Comparative Analysis with Prior Incidents
Comparisons with previous espionage attacks reveal striking similarities. The same PlugX variant, with its distinctive encrypted configuration and control flow flattening, was used in multiple intrusions dating back to July 2024. In each case, a legitimate Toshiba executable was exploited to load a malicious DLL, highlighting a recurring tactic among China-linked actors. Unlike typical ransomware campaigns—which are generally associated with North Korean groups—the use of these sophisticated, espionage-grade tools in a ransomware attack underscores an emerging trend where attackers blend state-sponsored techniques with cybercrime strategies.
Protection and Mitigation Measures
Organizations can refer to updated protection bulletins for guidance on mitigating these threats. Security solutions, such as those provided by SentinelOne, play a critical role in detecting and blocking malicious DLLs and associated payloads. Indicators of compromise, including specific file hashes for toshdpdb.exe (benign), multiple hashes for toshdpapi.dll, and toshdp.dat, are crucial for timely detection and remediation.
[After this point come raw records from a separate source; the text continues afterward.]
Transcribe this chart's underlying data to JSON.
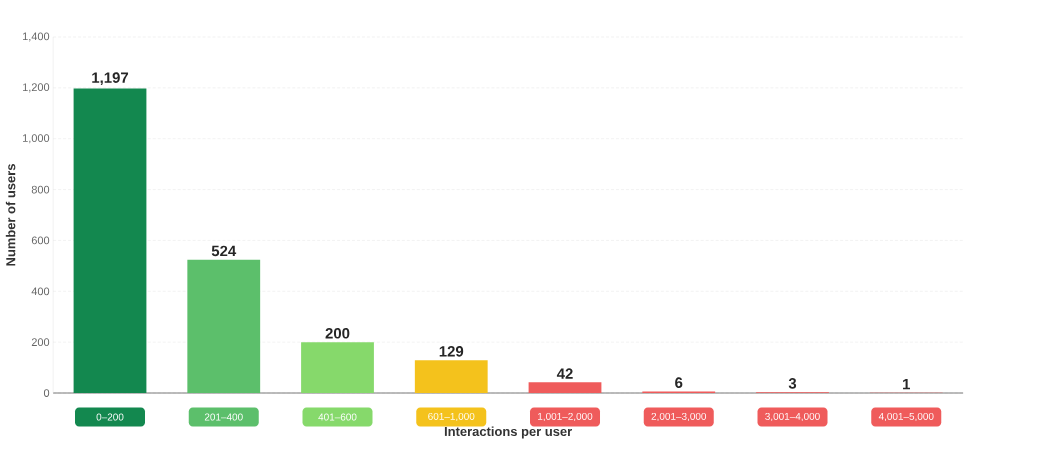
{
  "chart_data": {
    "type": "bar",
    "xlabel": "Interactions per user",
    "ylabel": "Number of users",
    "categories": [
      "0–200",
      "201–400",
      "401–600",
      "601–1,000",
      "1,001–2,000",
      "2,001–3,000",
      "3,001–4,000",
      "4,001–5,000"
    ],
    "values": [
      1197,
      524,
      200,
      129,
      42,
      6,
      3,
      1
    ],
    "value_labels": [
      "1,197",
      "524",
      "200",
      "129",
      "42",
      "6",
      "3",
      "1"
    ],
    "colors": [
      "#13884f",
      "#5cbf6b",
      "#86d96b",
      "#f4c21c",
      "#ef5b5b",
      "#ef5b5b",
      "#ef5b5b",
      "#ef5b5b"
    ],
    "ylim": [
      0,
      1400
    ],
    "yticks": [
      0,
      200,
      400,
      600,
      800,
      {
        "value": 1000,
        "label": "1,000"
      },
      {
        "value": 1200,
        "label": "1,200"
      },
      {
        "value": 1400,
        "label": "1,400"
      }
    ],
    "grid": "y"
  }
}
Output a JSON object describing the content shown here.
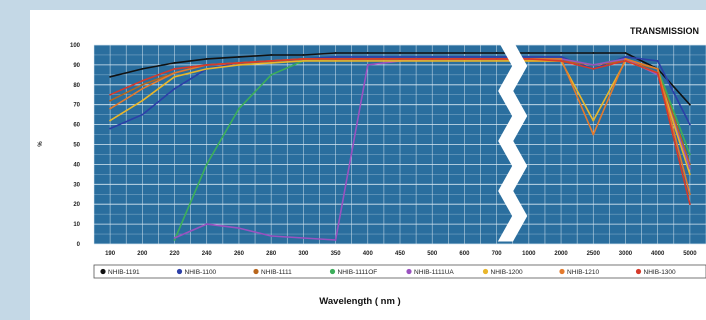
{
  "chart_data": {
    "type": "line",
    "title": "TRANSMISSION",
    "xlabel": "Wavelength ( nm )",
    "ylabel": "%",
    "ylim": [
      0,
      100
    ],
    "y_ticks": [
      "0",
      "10",
      "20",
      "30",
      "40",
      "50",
      "60",
      "70",
      "80",
      "90",
      "100"
    ],
    "x_ticks": [
      "190",
      "200",
      "220",
      "240",
      "260",
      "280",
      "300",
      "350",
      "400",
      "450",
      "500",
      "600",
      "700",
      "1000",
      "2000",
      "2500",
      "3000",
      "4000",
      "5000"
    ],
    "grid": true,
    "break_marker": "between 700 and 1000",
    "legend_position": "bottom",
    "colors": {
      "plot_bg": "#2a6e9e",
      "grid": "#d8e8f2",
      "page_bg": "#c4d8e6"
    },
    "series": [
      {
        "name": "NHIB-1191",
        "color": "#111111",
        "values": [
          84,
          88,
          91,
          93,
          94,
          95,
          95,
          96,
          96,
          96,
          96,
          96,
          96,
          96,
          96,
          96,
          96,
          88,
          70
        ]
      },
      {
        "name": "NHIB-1100",
        "color": "#2c3fa8",
        "values": [
          58,
          65,
          78,
          88,
          91,
          92,
          93,
          94,
          94,
          94,
          94,
          94,
          94,
          94,
          94,
          88,
          94,
          92,
          60
        ]
      },
      {
        "name": "NHIB-1111",
        "color": "#b8651b",
        "values": [
          72,
          80,
          86,
          90,
          91,
          92,
          93,
          93,
          93,
          93,
          93,
          93,
          93,
          92,
          92,
          90,
          92,
          88,
          40
        ]
      },
      {
        "name": "NHIB-1111OF",
        "color": "#3cae5a",
        "values": [
          null,
          null,
          2,
          40,
          68,
          85,
          92,
          93,
          93,
          93,
          93,
          93,
          93,
          93,
          93,
          90,
          93,
          88,
          45
        ]
      },
      {
        "name": "NHIB-1111UA",
        "color": "#9a52c0",
        "values": [
          null,
          null,
          3,
          10,
          8,
          4,
          3,
          2,
          90,
          92,
          93,
          93,
          93,
          93,
          93,
          90,
          93,
          85,
          38
        ]
      },
      {
        "name": "NHIB-1200",
        "color": "#e9b62a",
        "values": [
          62,
          72,
          84,
          88,
          90,
          91,
          92,
          92,
          92,
          92,
          92,
          92,
          92,
          92,
          92,
          62,
          92,
          86,
          35
        ]
      },
      {
        "name": "NHIB-1210",
        "color": "#e47a2c",
        "values": [
          68,
          78,
          86,
          90,
          91,
          92,
          93,
          93,
          93,
          93,
          93,
          93,
          93,
          93,
          93,
          55,
          93,
          88,
          25
        ]
      },
      {
        "name": "NHIB-1300",
        "color": "#d63a2a",
        "values": [
          75,
          82,
          88,
          90,
          91,
          92,
          93,
          93,
          93,
          93,
          93,
          93,
          93,
          93,
          92,
          88,
          92,
          86,
          20
        ]
      }
    ]
  }
}
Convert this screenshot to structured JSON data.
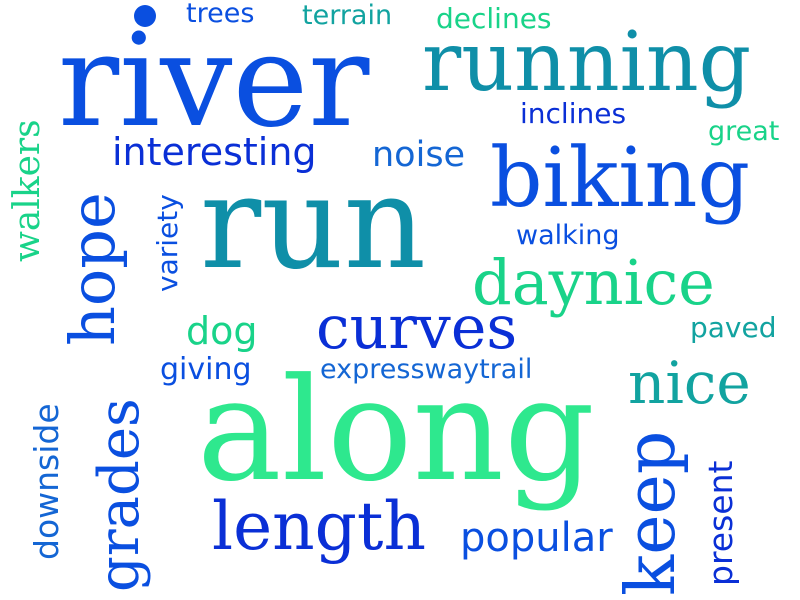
{
  "words": {
    "river": "river",
    "running": "running",
    "trees": "trees",
    "terrain": "terrain",
    "declines": "declines",
    "inclines": "inclines",
    "great": "great",
    "interesting": "interesting",
    "noise": "noise",
    "biking": "biking",
    "walkers": "walkers",
    "hope": "hope",
    "variety": "variety",
    "run": "run",
    "walking": "walking",
    "daynice": "daynice",
    "dog": "dog",
    "curves": "curves",
    "paved": "paved",
    "giving": "giving",
    "expresswaytrail": "expresswaytrail",
    "nice": "nice",
    "downside": "downside",
    "grades": "grades",
    "along": "along",
    "keep": "keep",
    "present": "present",
    "length": "length",
    "popular": "popular"
  },
  "colors": {
    "blue_dark": "#0a2fd6",
    "blue": "#0a4fe0",
    "blue_mid": "#1466d4",
    "teal": "#0f8fa8",
    "teal_light": "#12a3a0",
    "green": "#19d389",
    "green_light": "#2ee88e"
  }
}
It is essential for cybersecurity teams to monitor for unusual network behavior, maintain robust endpoint protection, and ensure that systems are updated against known vulnerabilities like CVE-2024-0012 in PAN-OS firewall software.
The dual use of espionage tools and ransomware in these attacks illustrates a disturbing evolution in cyber threats, where sophisticated nation-state techniques are being repurposed for financial gain. The deployment of a malicious DLL to load a custom PlugX backdoor—coupled with SentinelOne’s findings linking the attacker to known China-based groups—underscores the blurred lines between espionage and cybercrime. As organizations continue to confront these emerging threats, a combination of advanced detection systems and proactive mitigation strategies will be essential to protect sensitive data and critical infrastructure.